A kto uważa inaczej, to niech wyjaśni na czym polegają niebezpieczeństwa psioniki, zamiast udawać eksperta.

Re: I jeszcze raz telekineza

autor: Artur28 » 2009-01-13, 14:09

Ciura jesteś nowy i jak ktoś z dużym doświadczeniem mówi że to niebezpieczne i chce ci pomóc to przyjmij jego słowa z pokorą i szacunkiem

Re: I jeszcze raz telekineza

autor: Ciura » 2009-01-13, 13:57

rozumiem Cię i mówię: jestem gotowy pójść tą drogą!

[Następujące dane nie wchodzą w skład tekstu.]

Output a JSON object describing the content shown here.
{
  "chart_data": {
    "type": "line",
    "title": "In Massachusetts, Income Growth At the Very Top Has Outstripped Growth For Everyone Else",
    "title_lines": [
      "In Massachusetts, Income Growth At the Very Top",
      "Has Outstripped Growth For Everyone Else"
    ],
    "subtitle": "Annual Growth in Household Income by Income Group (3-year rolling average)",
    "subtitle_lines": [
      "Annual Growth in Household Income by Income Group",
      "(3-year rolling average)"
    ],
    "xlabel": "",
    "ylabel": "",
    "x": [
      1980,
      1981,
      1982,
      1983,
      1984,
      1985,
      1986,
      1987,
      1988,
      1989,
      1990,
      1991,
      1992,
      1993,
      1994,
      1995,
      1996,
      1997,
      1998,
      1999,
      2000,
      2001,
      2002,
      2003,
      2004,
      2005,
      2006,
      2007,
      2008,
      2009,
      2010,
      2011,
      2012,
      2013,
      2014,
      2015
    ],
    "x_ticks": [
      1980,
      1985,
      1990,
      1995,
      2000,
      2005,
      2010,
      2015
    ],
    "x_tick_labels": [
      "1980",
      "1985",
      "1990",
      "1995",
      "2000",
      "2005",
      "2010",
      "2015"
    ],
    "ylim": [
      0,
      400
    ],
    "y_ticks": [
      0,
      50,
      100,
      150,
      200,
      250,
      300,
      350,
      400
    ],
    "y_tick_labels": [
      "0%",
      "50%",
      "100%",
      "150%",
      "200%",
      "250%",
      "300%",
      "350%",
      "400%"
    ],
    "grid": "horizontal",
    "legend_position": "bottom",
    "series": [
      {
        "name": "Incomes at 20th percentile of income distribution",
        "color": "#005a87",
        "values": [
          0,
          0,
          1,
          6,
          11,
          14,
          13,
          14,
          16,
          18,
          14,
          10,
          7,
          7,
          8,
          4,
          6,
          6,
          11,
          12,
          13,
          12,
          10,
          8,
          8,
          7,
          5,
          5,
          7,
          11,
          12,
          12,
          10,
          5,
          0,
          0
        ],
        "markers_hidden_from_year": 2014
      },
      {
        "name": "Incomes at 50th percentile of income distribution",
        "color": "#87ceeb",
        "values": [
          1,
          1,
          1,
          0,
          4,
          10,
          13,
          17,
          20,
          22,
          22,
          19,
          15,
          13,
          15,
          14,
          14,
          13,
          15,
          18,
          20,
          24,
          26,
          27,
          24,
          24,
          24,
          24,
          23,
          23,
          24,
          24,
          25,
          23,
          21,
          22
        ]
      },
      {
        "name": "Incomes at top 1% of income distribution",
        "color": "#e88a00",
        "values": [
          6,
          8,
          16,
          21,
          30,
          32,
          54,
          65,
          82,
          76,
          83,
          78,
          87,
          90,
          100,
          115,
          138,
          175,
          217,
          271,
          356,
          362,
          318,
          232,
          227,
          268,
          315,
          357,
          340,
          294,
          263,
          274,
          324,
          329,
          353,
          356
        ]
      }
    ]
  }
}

Re: I jeszcze raz telekineza

autor: Ciura » 2009-01-13, 09:59

dzięki Spock ;)

Re: I jeszcze raz telekineza

autor: Spock » 2009-01-13, 01:37

Tak w kwestii formalnej:

Kiedy ktoś zadaje konkretne pytanie, to mu na nie konkretnie odpowiedzcie, zamiast kręcić: "a po co ci to ?", "to niebezpieczne", itd. Fachowcy od siedmiu boleści.

I to by było na tyle.

Re: I jeszcze raz telekineza

autor: Ciura » 2009-01-12, 23:23

a więc bye bye

Re: I jeszcze raz telekineza

autor: Ciura » 2009-01-12, 23:19

ha ha normalnie się uśmiałem do łez!

Re: I jeszcze raz telekineza

autor: Ciura » 2009-01-12, 23:16

dobra nie musisz mi pomagać!

Re: I jeszcze raz telekineza

autor: Ciura » 2009-01-12, 23:12

bardzo śmieszne! z twojego posta wynika że pogę przez przypadek zniszczyć siłą woli jakiś budynek nie będąc tego świadomym tak? czyli to ty będziesz mieć na sumieniu tych których zniszczę przez przypadek? a jeśli chodzi ci o to że jak się tego nauczę i opanuję to wladza mną zawładnie to się mylisz bo nigdy bym nie przeznaczył mojej mocy do złych celów raczej do czynienia dobra! a jak mi nie odpiszesz to i tak nie myśl że poprzestanę na szukaniu bo ja tak łatwo się nie poddaję!